Rivera acumula materiales, anotaciones sueltas “esenciales” en su cuaderno. Cuenta que está “jubilado” de esa tarea “azarosa y de dicha” que es escribir. No sabe si habrá otro libro. “Yo ya no leo, releo”, advierte parafraseando a Borges. “He vuelto a reeler Caballería roja, de Isaak Babel, un escritor notable a quien el estalinismo encarceló y fusiló; un libro que se compone de una cantidad de relatos en los que por momentos encuentro la presencia de Hemingway. Pero no creo que Babel haya llegado a leer a Hemingway”, explica.
–Ese jovencito insolente que dice que fue, ¿pensó que pasaría la barrera de los 80 años?

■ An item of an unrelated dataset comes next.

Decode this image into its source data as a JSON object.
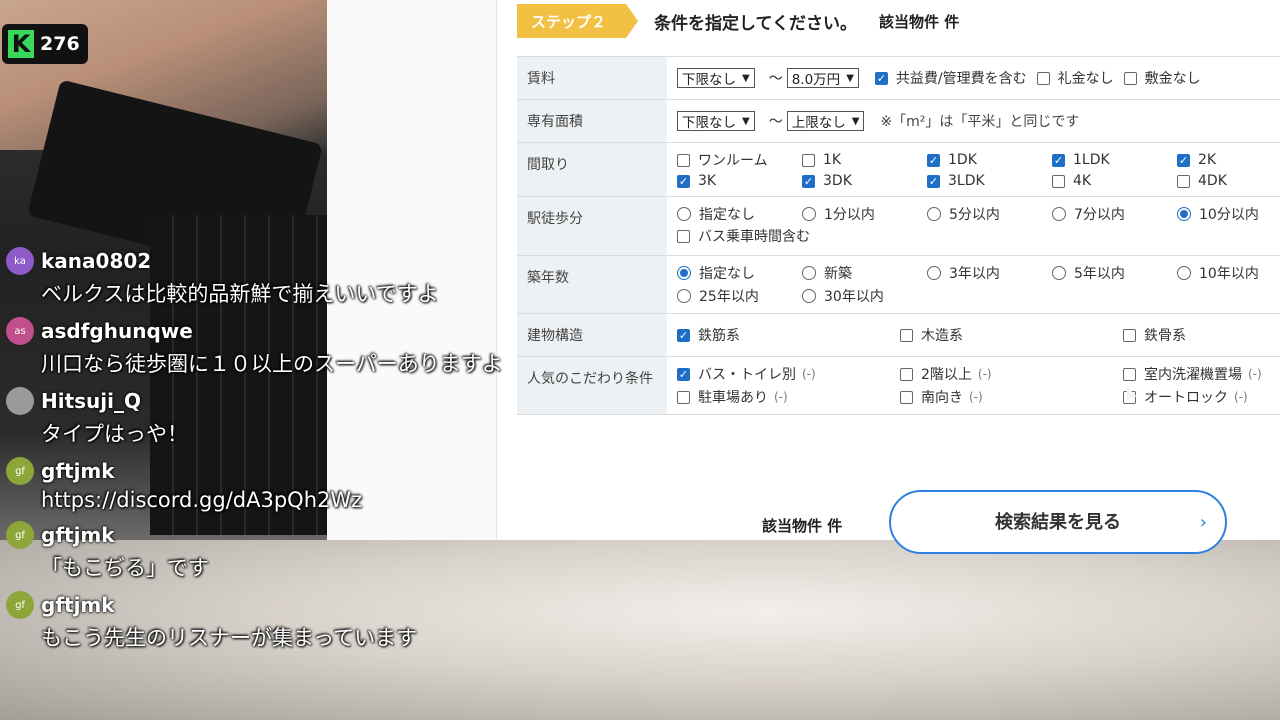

–No. Uno se siente acorralado por la prudencia. Los amigos me recomiendan que me compre un bastón porque tengo el andar vacilante cuando salgo a hacer las compras, a buscar los diarios o cuando tengo que ir al médico. Lenin supo decir que los revolucionarios deben morir a los 50 años. Pero en este país, ninguno de nosotros fue revolucionario.